В ее сознание ворвались картины того, что только что мог увидеть и почувствовать Клавдий. Этот запах действительно ни с чем не перепутаешь. Густой и терпкий, с металлической ноткой, вызывающий активное слюноотделение как перед рвотой. Этот запах был настолько насыщенным, что хотело отмахнуться от него рукой. В темноте витали всполохи разноцветной энергии, словно кольца дыма или большие мыльные пузыри. Невесомые, переливающиеся, изменяющие свою форму… В их слабом отблеске темная обстановка дома влажно бликовала. На многих поверхностях была кровь.
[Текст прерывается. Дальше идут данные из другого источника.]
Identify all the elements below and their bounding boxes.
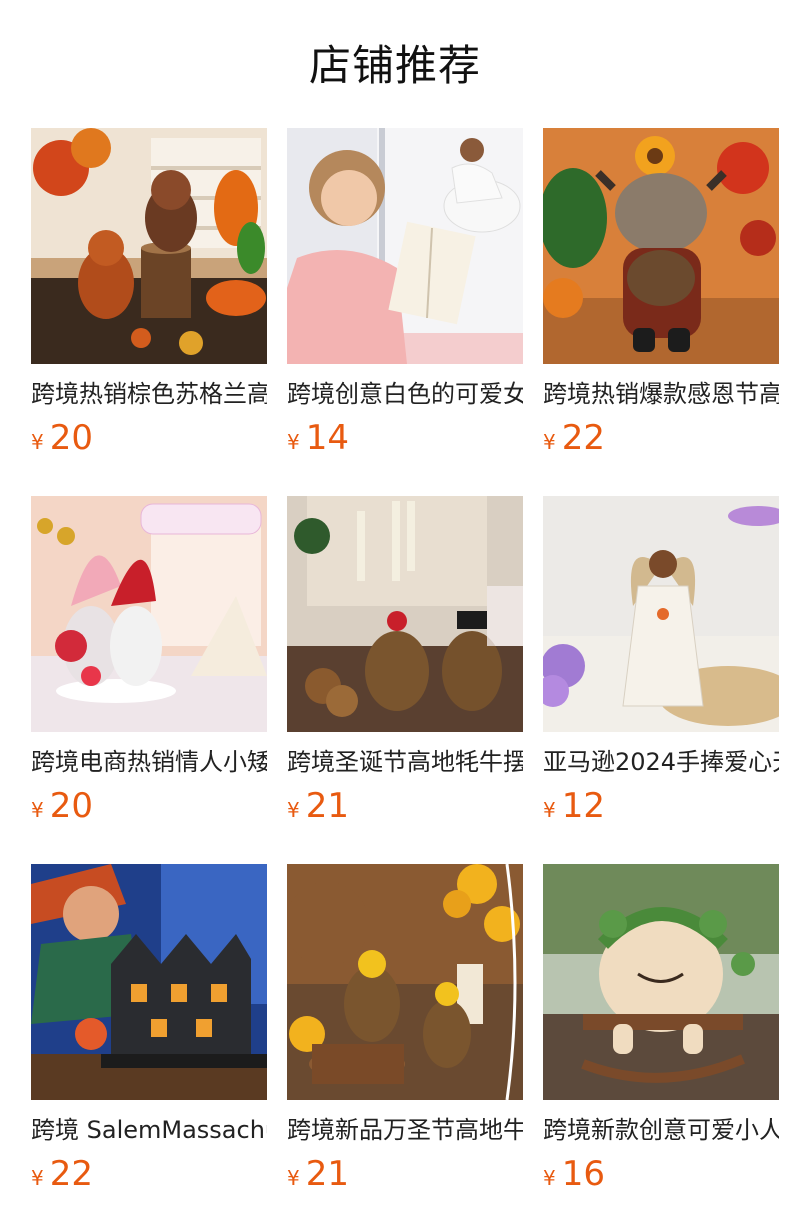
product-image[interactable]: [287, 496, 523, 732]
currency-symbol: ¥: [31, 1166, 44, 1190]
currency-symbol: ¥: [31, 430, 44, 454]
product-name[interactable]: 跨境新品万圣节高地牛摆件: [287, 1114, 523, 1146]
product-card[interactable]: 跨境 SalemMassachusetts 房屋摆件 ¥22: [31, 864, 267, 1194]
product-card[interactable]: 跨境新款创意可爱小人花盆 ¥16: [543, 864, 779, 1194]
price-value: 22: [49, 1154, 93, 1194]
product-price: ¥16: [543, 1154, 779, 1194]
product-price: ¥12: [543, 786, 779, 826]
product-name[interactable]: 跨境热销爆款感恩节高地牛摆件: [543, 378, 779, 410]
currency-symbol: ¥: [543, 1166, 556, 1190]
currency-symbol: ¥: [287, 798, 300, 822]
product-image[interactable]: [31, 128, 267, 364]
product-name[interactable]: 跨境电商热销情人小矮人摆件: [31, 746, 267, 778]
price-value: 16: [561, 1154, 605, 1194]
product-image[interactable]: [543, 496, 779, 732]
product-card[interactable]: 跨境圣诞节高地牦牛摆件 ¥21: [287, 496, 523, 826]
price-value: 12: [561, 786, 605, 826]
product-image[interactable]: [543, 128, 779, 364]
product-price: ¥21: [287, 786, 523, 826]
currency-symbol: ¥: [543, 430, 556, 454]
product-card[interactable]: 亚马逊2024手捧爱心天使摆件 ¥12: [543, 496, 779, 826]
product-price: ¥22: [31, 1154, 267, 1194]
price-value: 21: [305, 1154, 349, 1194]
price-value: 20: [49, 786, 93, 826]
product-card[interactable]: 跨境热销棕色苏格兰高地牛摆件 ¥20: [31, 128, 267, 458]
product-card[interactable]: 跨境新品万圣节高地牛摆件 ¥21: [287, 864, 523, 1194]
product-price: ¥22: [543, 418, 779, 458]
product-price: ¥14: [287, 418, 523, 458]
product-name[interactable]: 亚马逊2024手捧爱心天使摆件: [543, 746, 779, 778]
product-image[interactable]: [287, 864, 523, 1100]
product-card[interactable]: 跨境热销爆款感恩节高地牛摆件 ¥22: [543, 128, 779, 458]
product-image[interactable]: [31, 496, 267, 732]
product-name[interactable]: 跨境热销棕色苏格兰高地牛摆件: [31, 378, 267, 410]
currency-symbol: ¥: [287, 1166, 300, 1190]
product-name[interactable]: 跨境圣诞节高地牦牛摆件: [287, 746, 523, 778]
price-value: 20: [49, 418, 93, 458]
product-card[interactable]: 跨境创意白色的可爱女孩读书摆件 ¥14: [287, 128, 523, 458]
product-name[interactable]: 跨境新款创意可爱小人花盆: [543, 1114, 779, 1146]
currency-symbol: ¥: [31, 798, 44, 822]
currency-symbol: ¥: [543, 798, 556, 822]
currency-symbol: ¥: [287, 430, 300, 454]
product-price: ¥20: [31, 786, 267, 826]
section-title: 店铺推荐: [308, 41, 481, 90]
product-name[interactable]: 跨境创意白色的可爱女孩读书摆件: [287, 378, 523, 410]
price-value: 22: [561, 418, 605, 458]
product-card[interactable]: 跨境电商热销情人小矮人摆件 ¥20: [31, 496, 267, 826]
product-image[interactable]: [31, 864, 267, 1100]
product-image[interactable]: [287, 128, 523, 364]
product-name[interactable]: 跨境 SalemMassachusetts 房屋摆件: [31, 1114, 267, 1146]
product-price: ¥20: [31, 418, 267, 458]
product-image[interactable]: [543, 864, 779, 1100]
price-value: 14: [305, 418, 349, 458]
product-price: ¥21: [287, 1154, 523, 1194]
price-value: 21: [305, 786, 349, 826]
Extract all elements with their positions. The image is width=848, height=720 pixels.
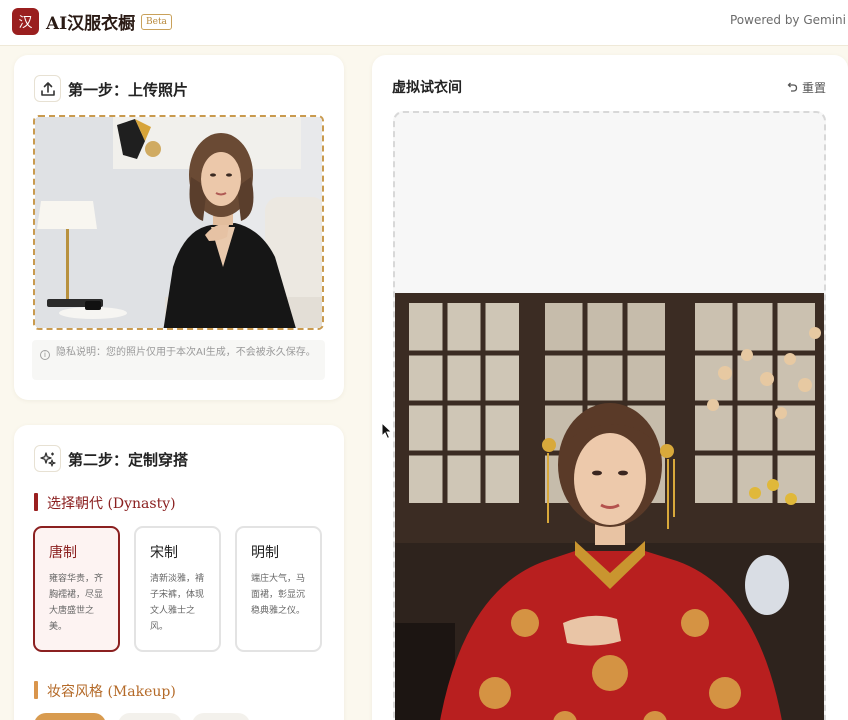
app-header: 汉 AI汉服衣橱 Beta Powered by Gemini [0,0,848,46]
fitting-room-title: 虚拟试衣间 [392,80,462,96]
result-preview [393,111,826,720]
powered-by-text: Powered by Gemini [729,13,846,27]
customize-card: 第二步：定制穿搭 选择朝代 (Dynasty) 唐制 雍容华贵，齐胸襦裙，尽显大… [14,425,344,720]
makeup-label: 妆容风格 (Makeup) [34,681,176,701]
privacy-note: i 隐私说明：您的照片仅用于本次AI生成，不会被永久保存。 [32,340,325,380]
dynasty-option-tang[interactable]: 唐制 雍容华贵，齐胸襦裙，尽显大唐盛世之美。 [33,526,120,652]
uploaded-photo-dropzone[interactable] [33,115,324,330]
fitting-room-card: 虚拟试衣间 重置 [372,55,848,720]
dynasty-desc: 端庄大气，马面裙，彰显沉稳典雅之仪。 [251,574,306,616]
dynasty-name: 唐制 [49,545,77,561]
dynasty-option-song[interactable]: 宋制 清新淡雅，褙子宋裤，体现文人雅士之风。 [134,526,221,652]
mouse-cursor-icon [381,421,393,444]
dynasty-option-ming[interactable]: 明制 端庄大气，马面裙，彰显沉稳典雅之仪。 [235,526,322,652]
reset-button[interactable]: 重置 [786,79,826,96]
dynasty-name: 宋制 [150,545,178,561]
step2-title: 第二步：定制穿搭 [68,451,189,469]
sparkle-icon [34,445,61,472]
step1-title: 第一步：上传照片 [68,81,189,99]
logo-icon: 汉 [12,8,39,35]
generated-image [395,293,824,720]
dynasty-label: 选择朝代 (Dynasty) [34,493,176,513]
dynasty-desc: 清新淡雅，褙子宋裤，体现文人雅士之风。 [150,574,205,632]
dynasty-name: 明制 [251,545,279,561]
privacy-note-text: 隐私说明：您的照片仅用于本次AI生成，不会被永久保存。 [56,347,316,358]
uploaded-photo [35,117,322,328]
upload-icon [34,75,61,102]
info-icon: i [40,350,50,360]
upload-card: 第一步：上传照片 i 隐私说明：您的照片仅用于本次AI生成，不会被永久保存。 [14,55,344,400]
dynasty-desc: 雍容华贵，齐胸襦裙，尽显大唐盛世之美。 [49,574,104,632]
reset-label: 重置 [801,81,826,95]
makeup-option[interactable] [118,713,182,720]
undo-icon [787,82,798,92]
beta-badge: Beta [141,14,172,30]
makeup-option[interactable] [34,713,106,720]
makeup-option[interactable] [192,713,250,720]
app-title: AI汉服衣橱 [46,14,136,34]
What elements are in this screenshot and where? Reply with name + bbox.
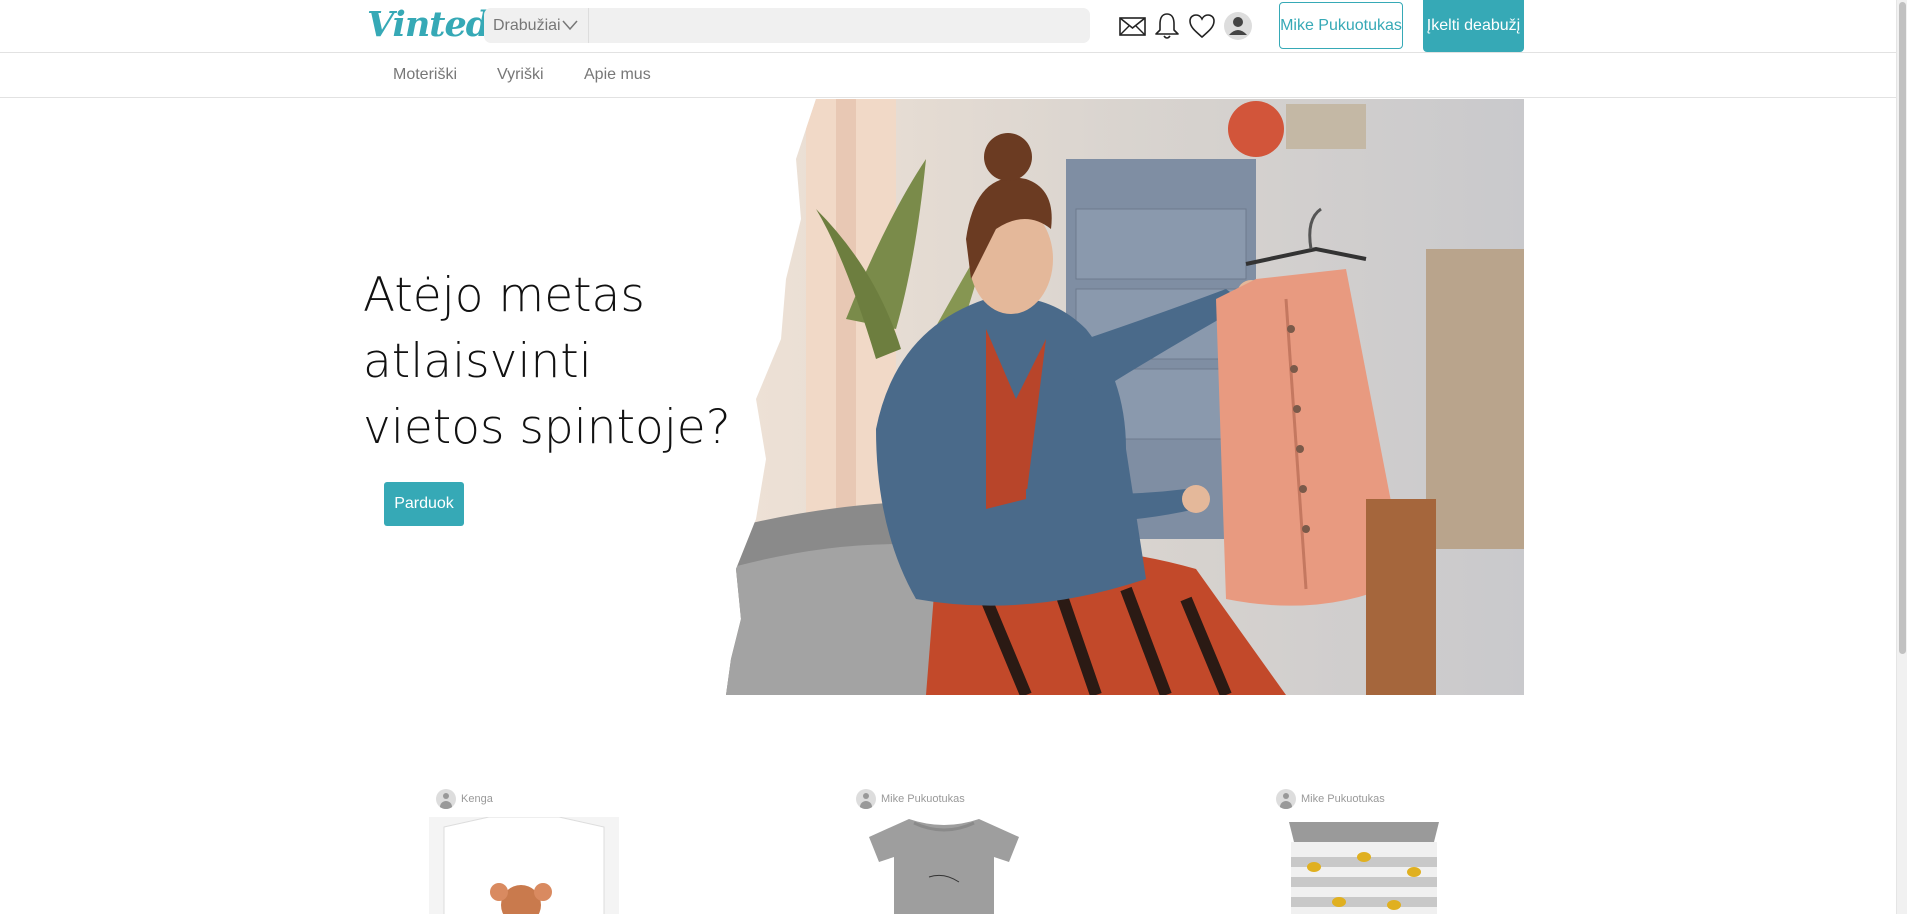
mail-icon[interactable] xyxy=(1118,11,1148,41)
seller-name: Kenga xyxy=(461,793,493,805)
product-thumbnail[interactable] xyxy=(429,817,619,914)
category-nav: Moteriški Vyriški Apie mus xyxy=(0,54,1896,98)
vinted-logo[interactable]: Vinted xyxy=(367,4,490,45)
heart-icon[interactable] xyxy=(1187,11,1217,41)
product-thumbnail[interactable] xyxy=(849,817,1039,914)
sell-button[interactable]: Parduok xyxy=(384,482,464,526)
nav-item-men[interactable]: Vyriški xyxy=(497,66,544,84)
scrollbar-thumb[interactable] xyxy=(1899,2,1906,654)
seller-info[interactable]: Mike Pukuotukas xyxy=(856,789,965,809)
bell-icon[interactable] xyxy=(1152,11,1182,41)
top-header: Vinted Drabužiai Mike Pukuotukas Įkelti … xyxy=(0,0,1896,53)
search-category-select[interactable]: Drabužiai xyxy=(484,8,589,43)
search-bar: Drabužiai xyxy=(484,8,1090,43)
avatar xyxy=(856,789,876,809)
avatar xyxy=(1276,789,1296,809)
hero-title: Atėjo metas atlaisvinti vietos spintoje? xyxy=(363,268,731,455)
upload-item-button[interactable]: Įkelti deabužį xyxy=(1423,0,1524,52)
search-input[interactable] xyxy=(590,8,1090,43)
nav-item-women[interactable]: Moteriški xyxy=(393,66,457,84)
seller-name: Mike Pukuotukas xyxy=(881,793,965,805)
nav-item-about[interactable]: Apie mus xyxy=(584,66,651,84)
seller-info[interactable]: Kenga xyxy=(436,789,493,809)
seller-name: Mike Pukuotukas xyxy=(1301,793,1385,805)
search-category-label: Drabužiai xyxy=(493,16,561,34)
hero-image xyxy=(726,99,1524,695)
avatar xyxy=(436,789,456,809)
page-scrollbar[interactable] xyxy=(1896,0,1907,914)
user-avatar-icon[interactable] xyxy=(1223,11,1253,41)
seller-info[interactable]: Mike Pukuotukas xyxy=(1276,789,1385,809)
chevron-down-icon xyxy=(562,20,578,31)
profile-button[interactable]: Mike Pukuotukas xyxy=(1279,2,1403,49)
product-thumbnail[interactable] xyxy=(1269,817,1459,914)
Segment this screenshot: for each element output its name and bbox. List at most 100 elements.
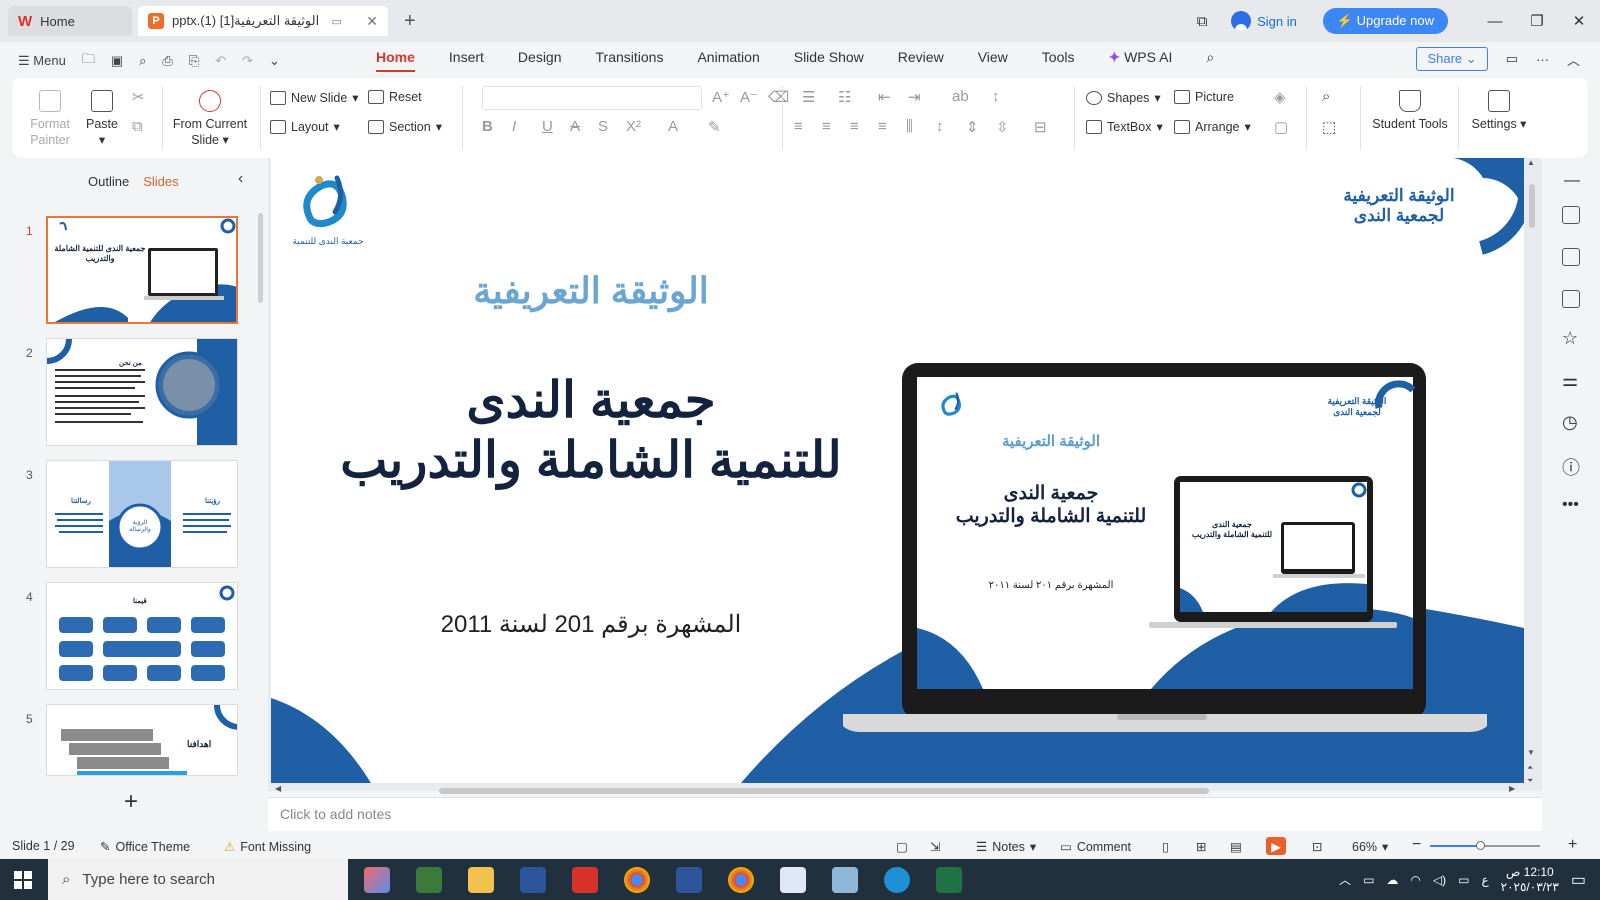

Она и отбрасывала эти блики.
Клавдий зашел только в прихожую и гостиную, одно темное пятно, что лежало недалеко от камина и стола было похоже на тело, но стражник не мог сказать точнее, он со всех ног пустился вон оттуда. Если здесь творили такую чудовищную волшбу, ему там делать было нечего. Он сделал верно, что вышел…
Имельда отпустила его руку, рухнув обратно на солому. Из ее рта вырвался стон, перерастающий в крик боли от осознания потери. Она не чувствовала в этом доме жизни, не видела ауры живых людей. Лишь переливы радужной энергии…
Гурам тревожно мял поводья, не зная, как помочь. Так они и стояли с Клавдием в ночи, слушая как рыдает человек, потерявший в один момент своих близких и не в состоянии даже приблизиться к ним и проститься. Им оставалось только гадать, насколько сильной может быть ее боль душевная, раз она до сих пор еще не отправилась в забытье от ран физических.
К тому моменту, когда к ним прибыли вызванные Клавдием стражники, некромант и боевой маг, Имельда уже затихла на дне телеги. Стражник периодически прикладывал пальцы к ее шее, пытаясь убедиться в том, что она еще живая, несмотря на то что глаза были ее открыты. Но она, не моргая, лежала там, среди окровавленной соломы, и казалась мертвой. Может так и было в каком-то роде, но сердце все же продолжало биться.
Как только некромант и боевой маг попали в дом, сразу же началась возня присуща таким делам. Вызвали полицию, инквизиторов, ищеек, врача, хотя последний задерживался. Оцепили территорию, наладили освещение с помощью привезенных масляных ламп и нескольких огнекамней.
Гурама и Клавдия забрали сразу на допросы, Имельду не трогали без врача, так ка боялись сделать только хуже. Так она и лежала в телеге всего в нескольких метрах от своих убитых родителей, ощущая, как ничто в этом мире больше не держит ее, но умереть она не могла. Она не могла позволить себе закрыть глаза, расслабиться и отдаться такому сладкому забытью. Ее внутренний монстр не должен выбраться наружу.